In this paper, we consider the photogravitational magnetic binary problem (PMBP) in the framework of a restricted three-body problem. In this model, the mass of a third body is variable and both primaries are considered as magnetic dipoles. Additionally, the effect of gravitational forces of both primaries is also considered. The effect of variable mass parameters \(\alpha \) and \(\beta \) on the existence and evolution of equilibrium points and their stability are explored. There is no collinear equilibrium points in the present model due to the effect of these parameters. All non-collinear equilibrium points are found to be unstable and the effect on positions of equilibrium points is also significant. The study of Newton–Raphson (N–R) basins of convergence and the existence of fractals in the present model is a crucial aspect of this work. Due to inclusion of variable mass parameters, the shape of basins of convergence becomes infinite in some cases.

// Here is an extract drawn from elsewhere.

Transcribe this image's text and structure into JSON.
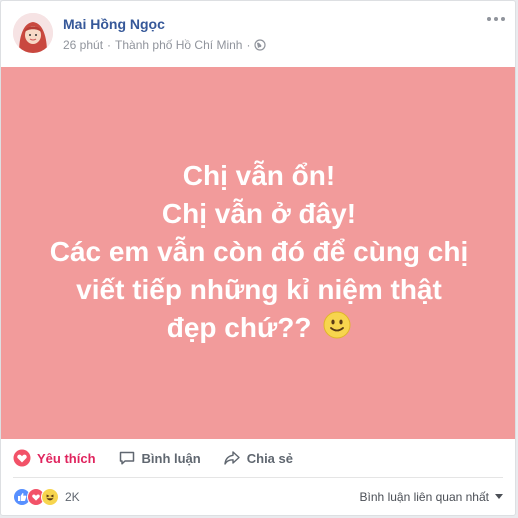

Pie charts are drawn to explain the relation between the number of iterations of N–R method and the number of initial conditions converging towards equilibrium points. Further, it is observed that the initial conditions taking less iterations of Newton–Raphson method are found away from the boundaries of basins of convergence. Due to variable mass parameters, the degree of unpredictability along boundaries of basins of convergence increases and the existence of a fractal is found in most of the cases.